Menurut keluarga, EY sudah sakit sejak setahun lalu saat masih tinggal di Malaysia.

“Keluarga bersikeras almarhumah itu meninggal dunia karena sakit normal. Karena selama di Malaysia pun, sejak tahun lalu, memang sudah sakit. Itu keterangan warga. Maka, mereka memandikan dan menyakini bukan meninggal dunia karena Covid-19,” kata Jurubicara Gugus Tugas Covid-19 Aceh Utara, Andre Prayudha saat dihubungi Kompas.com, Jumat (27/3/2020).

Saat masih sakit, pasien dirujuk dari Kabupaten Bireuen. Namun setelah meninggal, keluarga sepakat memakamkannya di Kabupaten Aceh Utara.

Baca juga: Jenazah Pasien PDP Corona di Aceh Utara Dibuka Plastiknya dan Dimandikan, Keluarga Bersikeras Pasien Sakit Biasa

Keluarga dikarantina, rumah disemprot disinfektan

Ilustrasi karantina,SHUTTERSTOCK Ilustrasi karantina,
Jurubicara Gugus Tugas Covid-19 Aceh Utara, Andre Prayudha mengatakan setelah kejadian tersebut, petugas dari unsur polisi, TNI, dan tenaga puskesmas turun ke lokasi.

Mereka menyemprot rumah duka dan rumah di sekitarnya dengan disinfektan.

Tak hanya itu. Seluruh warga yang memandikan jenazah juga disemprot disinfektan. Mereka yang kontak langsung dengan jenazah juga diminta melakukan karantina mandiri di rumah.

Selama karantina, warga akan diawasi petugas medis dari Puskesmas Syamtalira Bayu.

Baca juga: Anggota DPRD Aceh Utara Berharap Ada Hotel Khusus untuk Tenaga Medis

Andre mengatakan penyemprotan dan karantina dilakukan untuk mencegah penyebaran virus corona.
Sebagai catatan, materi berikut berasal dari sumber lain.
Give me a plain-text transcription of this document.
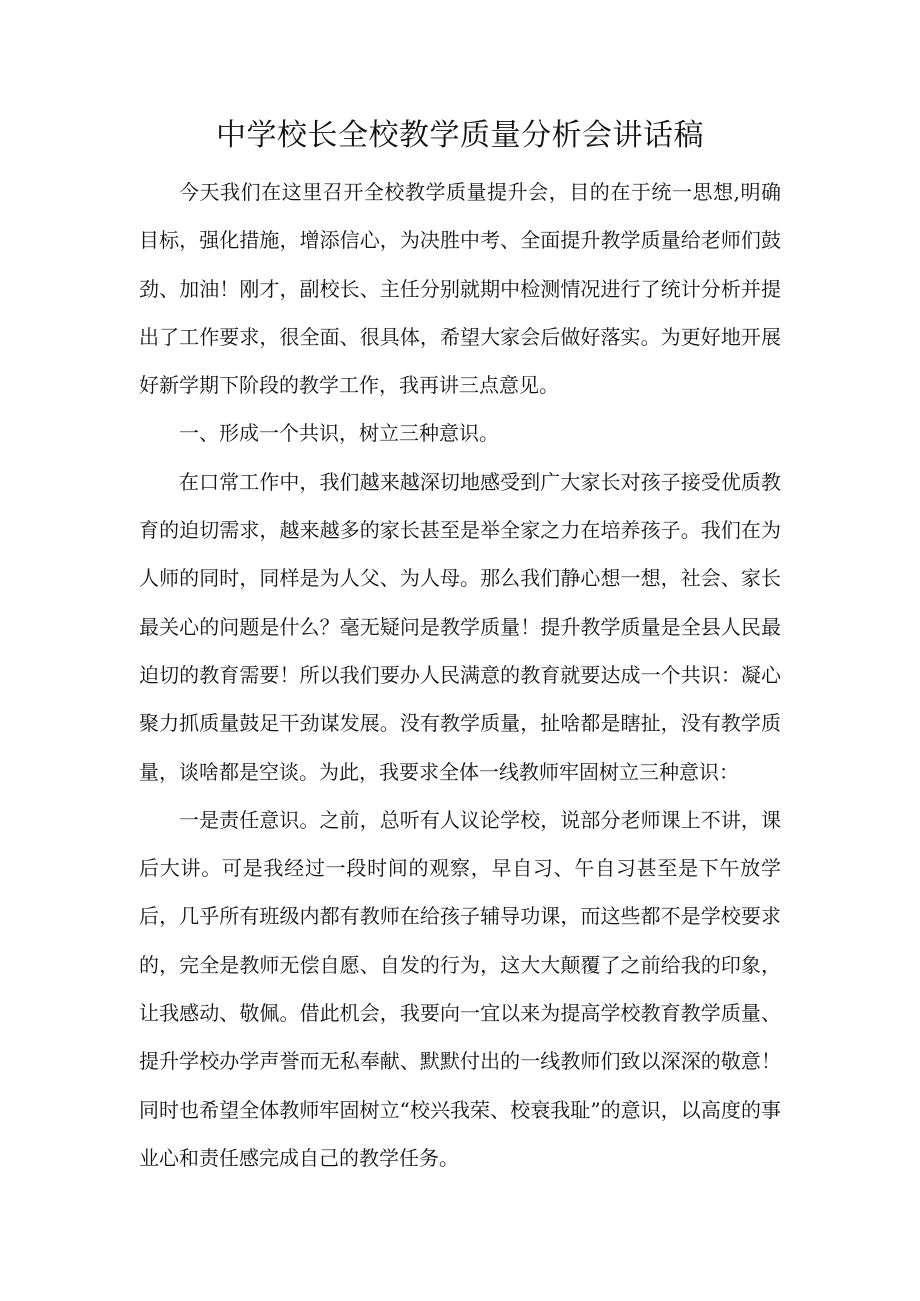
中学校长全校教学质量分析会讲话稿

今天我们在这里召开全校教学质量提升会，目的在于统一思想,明确目标，强化措施，增添信心，为决胜中考、全面提升教学质量给老师们鼓劲、加油！刚才，副校长、主任分别就期中检测情况进行了统计分析并提出了工作要求，很全面、很具体，希望大家会后做好落实。为更好地开展好新学期下阶段的教学工作，我再讲三点意见。

一、形成一个共识，树立三种意识。

在口常工作中，我们越来越深切地感受到广大家长对孩子接受优质教育的迫切需求，越来越多的家长甚至是举全家之力在培养孩子。我们在为人师的同时，同样是为人父、为人母。那么我们静心想一想，社会、家长最关心的问题是什么？毫无疑问是教学质量！提升教学质量是全县人民最迫切的教育需要！所以我们要办人民满意的教育就要达成一个共识：凝心聚力抓质量鼓足干劲谋发展。没有教学质量，扯啥都是瞎扯，没有教学质量，谈啥都是空谈。为此，我要求全体一线教师牢固树立三种意识：

一是责任意识。之前，总听有人议论学校，说部分老师课上不讲，课后大讲。可是我经过一段时间的观察，早自习、午自习甚至是下午放学后，几乎所有班级内都有教师在给孩子辅导功课，而这些都不是学校要求的，完全是教师无偿自愿、自发的行为，这大大颠覆了之前给我的印象，让我感动、敬佩。借此机会，我要向一宜以来为提高学校教育教学质量、提升学校办学声誉而无私奉献、默默付出的一线教师们致以深深的敬意！同时也希望全体教师牢固树立“校兴我荣、校衰我耻”的意识，以高度的事业心和责任感完成自己的教学任务。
“Kami imbau pada keluarga, meski hasilnya belum keluar apakah positif atau negatif corona, protokol pemakaman harus diikuti sesuai petunjuk yang telah ditetapkan," kata Andre.

"Ini upaya mencegah penyebaran virus dan kami harap masyarakat memahaminya untuk kebaikan bersama,” pungkasnya.

Baca juga: Aceh Utara Siapkan Rp 2 Miliar untuk Kebutuhan Tim Medis hingga Pasien Covid-19

Sentuh PDP meninggal, otomatis jadi ODP

Ilustrasi pasien terinfeksi virus coronaShutterstock Ilustrasi pasien terinfeksi virus corona
Dilansir dari pemberitaan Kompas.com pada 26 Maret 2020, orang yang menyentuh dan mencium jenazah PDP otomatis statusnya menjadi orang dalam pemantauan (ODP).

Hal tersebut diungkapkan Panji Hadisoemarto, dosen Departemen Ilmu Kesehatan Masyarakat dari Fakultas Kedokteran Universitas Padjadjaran (Unpad).

Menurutnya, pada umumnya jenazah yang meninggal karena suatu penyakit dianggap tidak akan menularkan virus atau penyakitnya ke orang lain.

Baca juga: Jenazah PDP Covid-19 Dicium Keluarga, Pemkot Makassar Waspadai Pendatang dari Kolaka

Namun penularan yang dimaksud adalah penularan dengan cara droplet (batuk dan bersin). Tapi virus Covid-19 bisa menular secara tidak langsung dan sangat berisiko menular jika jenazah disentuh atau dicium.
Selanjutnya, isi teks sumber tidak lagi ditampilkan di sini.